The Philippine Department of Transportation (DOTr) inaugurated the Philippine Coast Guard’s first Vessel Traffic Management System (VTMS), in a ceremony on 12 February. The system composed of VTMS Control Center and three Radar Stations strategically located at Headquarters Coast Guard District Central Visayas, Talisay, Bantalinao, and Interbridge to have full coverage of vessel movements and to prevent congestion along Cebu-Mactan Channel.
The VTMS, one of the components of Project for the Enhancement of Coastal Communications System, under the Japan International Cooperation Agency (JICA) Official Development Aid (ODA)/ Grant Aid of 1.152 Billion Yen, is a combination of advance navigation and communication systems for implementing Vessel Traffic Services (VTS). The service is implemented by a competent authority, in this case the Philippine Coast Guard, to improve the safety and efficiency of maritime traffic, to improve the safety of life at sea, and to protect the environment in accordance with the IMO resolution A.857(20).
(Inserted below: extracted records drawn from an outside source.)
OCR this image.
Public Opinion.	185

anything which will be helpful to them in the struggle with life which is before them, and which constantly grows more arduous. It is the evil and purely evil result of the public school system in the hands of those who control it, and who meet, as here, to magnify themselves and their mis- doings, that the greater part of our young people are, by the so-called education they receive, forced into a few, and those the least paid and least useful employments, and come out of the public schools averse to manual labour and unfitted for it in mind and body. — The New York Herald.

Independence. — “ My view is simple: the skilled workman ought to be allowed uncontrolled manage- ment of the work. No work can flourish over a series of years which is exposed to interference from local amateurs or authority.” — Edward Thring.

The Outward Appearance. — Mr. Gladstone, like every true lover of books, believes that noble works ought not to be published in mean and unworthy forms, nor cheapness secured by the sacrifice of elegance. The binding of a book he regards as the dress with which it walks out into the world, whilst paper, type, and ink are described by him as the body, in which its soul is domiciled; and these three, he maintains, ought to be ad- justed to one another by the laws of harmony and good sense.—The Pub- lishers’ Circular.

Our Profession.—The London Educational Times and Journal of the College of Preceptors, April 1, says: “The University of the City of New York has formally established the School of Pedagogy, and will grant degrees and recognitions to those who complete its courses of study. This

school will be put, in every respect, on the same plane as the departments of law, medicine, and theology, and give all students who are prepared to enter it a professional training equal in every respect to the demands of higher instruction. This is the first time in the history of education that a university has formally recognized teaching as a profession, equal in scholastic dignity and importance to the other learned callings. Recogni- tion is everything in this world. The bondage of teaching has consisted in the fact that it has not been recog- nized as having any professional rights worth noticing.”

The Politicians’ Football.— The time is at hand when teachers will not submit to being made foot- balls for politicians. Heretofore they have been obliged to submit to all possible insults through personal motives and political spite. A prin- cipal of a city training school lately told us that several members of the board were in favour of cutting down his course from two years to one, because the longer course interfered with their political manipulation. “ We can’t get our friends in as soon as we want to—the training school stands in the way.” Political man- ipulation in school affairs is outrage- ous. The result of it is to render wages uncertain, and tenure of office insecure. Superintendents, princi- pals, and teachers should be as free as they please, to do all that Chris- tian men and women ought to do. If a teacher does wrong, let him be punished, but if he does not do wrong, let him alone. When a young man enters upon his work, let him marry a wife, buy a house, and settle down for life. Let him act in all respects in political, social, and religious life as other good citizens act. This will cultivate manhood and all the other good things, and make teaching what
Being the second largest domestic port in the Philippines and a maritime hub for the Visayan region, the port of Cebu is one of the busiest maritime traffic in the country.
The move was important considering the history of collision of the Philippine-registered passenger ferry operated by 2Go Travel, ‘M/V St Thomas Aquinas’, and a cargo ship named ‘M/V Sulpicio Express Siete’ of Philippine Span Asia Carrier Corporation, causing the sinking on 16 August 2013. During the official investigation of a Special Board of Marine Inquiry on 23 August of the same year in Cebu City, the captain of Trans Asia Nine, a cargo ship in the area of the incident, testified that the ‘Sulpicio Line Siete’ was in the inbound lane instead of the outbound line, which caused the collision and the death of 55 passengers, 65 missing with 750 rescued.